E quegli autori scrivevano quando erano molto più giovani rispetto al quarantenne Manzoni della prima edizione del suo romanzo (1827), riveduta e corretta 13 anni dopo!

Non vado oltre negli anni citando sempre ad esempio Dumas o Tolstoj perché non sarebbe corretto: come mettere sullo stesso piano quanto scrivevano Gadda o Pirandello con quanto scrivono oggi la Mazzantini o Faletti (parallelo cronologico e non qualitativo ovviamente). Insomma qualche dozzina d’anni in più od in meno su scala secolare è un bel lasso di tempo.

In realtà una ragione potrebbe derivare dal nostro essere come sempre italiani e da come lo eravamo allora; neanche ancora uniti ma con i nostri antenati in pieno fermento risorgimentale. Momenti, quelli tra il 1820 ed il 1870 così carichi di eventi e movimenti realmente di popolo che andrebbero perennemente ricordati e di cui invece nessuno ha più memoria: anzi spesso sono assolutamente ignorati e denigrati in questo revisionismo salottiero, ipocrita e bastian contrario che da decenni ci affligge.

Gli italiani non sono mai stati dei grandi lettori, lo provano ancora oggi le cifre delle vendite rispetto ai nostri concittadini europei e pur concordando sul fatto che lettori si nasce devo ammettere che lo si può anche diventare. Ma per essere lettori occorre ovviamente saper leggere ed allora l’analfabetismo era un dato di fatto rispetto agli altri paesi europei nello stesso periodo dove un libro dato alle stampe aveva altissime probabilità di essere diffuso anche tra i ceti meno abbienti del proletariato. In Italia tutto il contrario.

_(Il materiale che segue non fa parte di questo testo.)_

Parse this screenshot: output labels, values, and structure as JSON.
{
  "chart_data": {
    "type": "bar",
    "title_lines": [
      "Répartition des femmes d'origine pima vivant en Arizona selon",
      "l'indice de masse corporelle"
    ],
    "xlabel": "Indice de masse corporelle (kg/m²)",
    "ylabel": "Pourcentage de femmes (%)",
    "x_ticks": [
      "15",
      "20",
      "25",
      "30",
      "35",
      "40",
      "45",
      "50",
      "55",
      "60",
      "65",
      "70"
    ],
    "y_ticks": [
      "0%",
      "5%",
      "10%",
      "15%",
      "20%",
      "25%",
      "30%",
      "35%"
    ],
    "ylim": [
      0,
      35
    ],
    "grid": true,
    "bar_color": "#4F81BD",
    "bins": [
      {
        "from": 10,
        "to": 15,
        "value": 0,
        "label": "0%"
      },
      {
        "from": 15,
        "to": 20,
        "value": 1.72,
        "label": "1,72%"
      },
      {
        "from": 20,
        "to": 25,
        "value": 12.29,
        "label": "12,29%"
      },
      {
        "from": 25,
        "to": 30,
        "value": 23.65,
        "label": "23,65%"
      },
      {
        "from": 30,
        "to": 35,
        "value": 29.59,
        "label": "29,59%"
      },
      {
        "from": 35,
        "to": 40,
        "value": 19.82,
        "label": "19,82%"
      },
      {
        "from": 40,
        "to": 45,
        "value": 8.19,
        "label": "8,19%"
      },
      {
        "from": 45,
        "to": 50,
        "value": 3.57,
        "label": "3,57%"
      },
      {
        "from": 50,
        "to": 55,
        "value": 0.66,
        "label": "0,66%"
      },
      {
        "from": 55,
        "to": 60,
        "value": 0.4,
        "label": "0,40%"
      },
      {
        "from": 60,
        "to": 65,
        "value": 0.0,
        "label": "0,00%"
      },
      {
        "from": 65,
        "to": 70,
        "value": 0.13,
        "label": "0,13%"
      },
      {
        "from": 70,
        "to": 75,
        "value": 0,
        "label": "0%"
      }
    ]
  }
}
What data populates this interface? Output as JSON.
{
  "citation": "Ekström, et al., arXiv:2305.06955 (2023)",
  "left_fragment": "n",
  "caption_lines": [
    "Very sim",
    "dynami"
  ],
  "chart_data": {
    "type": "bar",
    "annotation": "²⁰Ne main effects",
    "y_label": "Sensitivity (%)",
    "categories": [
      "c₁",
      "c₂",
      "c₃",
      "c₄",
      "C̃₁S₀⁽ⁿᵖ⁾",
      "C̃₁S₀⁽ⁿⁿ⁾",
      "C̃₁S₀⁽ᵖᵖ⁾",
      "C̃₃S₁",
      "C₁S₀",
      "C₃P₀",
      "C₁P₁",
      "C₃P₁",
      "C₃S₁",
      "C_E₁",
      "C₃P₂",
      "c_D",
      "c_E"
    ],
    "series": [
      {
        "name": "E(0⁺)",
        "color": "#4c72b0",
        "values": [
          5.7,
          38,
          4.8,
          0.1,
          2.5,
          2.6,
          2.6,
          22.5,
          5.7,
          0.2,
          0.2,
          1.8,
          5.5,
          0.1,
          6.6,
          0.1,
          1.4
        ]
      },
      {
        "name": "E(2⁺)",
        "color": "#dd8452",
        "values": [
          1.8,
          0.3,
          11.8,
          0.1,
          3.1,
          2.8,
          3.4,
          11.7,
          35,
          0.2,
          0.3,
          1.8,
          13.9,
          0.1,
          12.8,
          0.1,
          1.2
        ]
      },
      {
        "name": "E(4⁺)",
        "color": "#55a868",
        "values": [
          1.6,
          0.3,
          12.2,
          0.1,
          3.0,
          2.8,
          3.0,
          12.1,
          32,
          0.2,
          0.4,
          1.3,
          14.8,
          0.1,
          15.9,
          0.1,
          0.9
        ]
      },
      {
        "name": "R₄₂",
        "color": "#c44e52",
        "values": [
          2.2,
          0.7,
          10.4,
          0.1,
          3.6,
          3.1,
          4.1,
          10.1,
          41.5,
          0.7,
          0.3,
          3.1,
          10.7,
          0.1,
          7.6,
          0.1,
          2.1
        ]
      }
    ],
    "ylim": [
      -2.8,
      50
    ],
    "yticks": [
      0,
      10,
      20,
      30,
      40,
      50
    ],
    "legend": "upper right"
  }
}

E quindi c’era scarso stimolo a scrivere da parte di persone dotate della giusta vena proprio perché ben misero sarebbe stato il cosiddetto successo editoriale.

A meno che…

A meno che non si trattasse di scrivere libretti d’opera, drammi, melodrammi, opere buffe…e le relative partiture musicali. E allora nello stesso periodo, anno più anno meno, a fronte di un solo Manzoni abbiamo avuto Verdi, Rossini, Puccini, Donizetti, Leoncavallo, Mascagni e dozzine di opere intramontabili a cominciare dal primo animato dallo stesso spirito risorgimentale e di unità nazionale.

L’italiano non sa leggere e non sa scrivere? E allora canta.

Ma questa è un’altra storia, un’altra arte.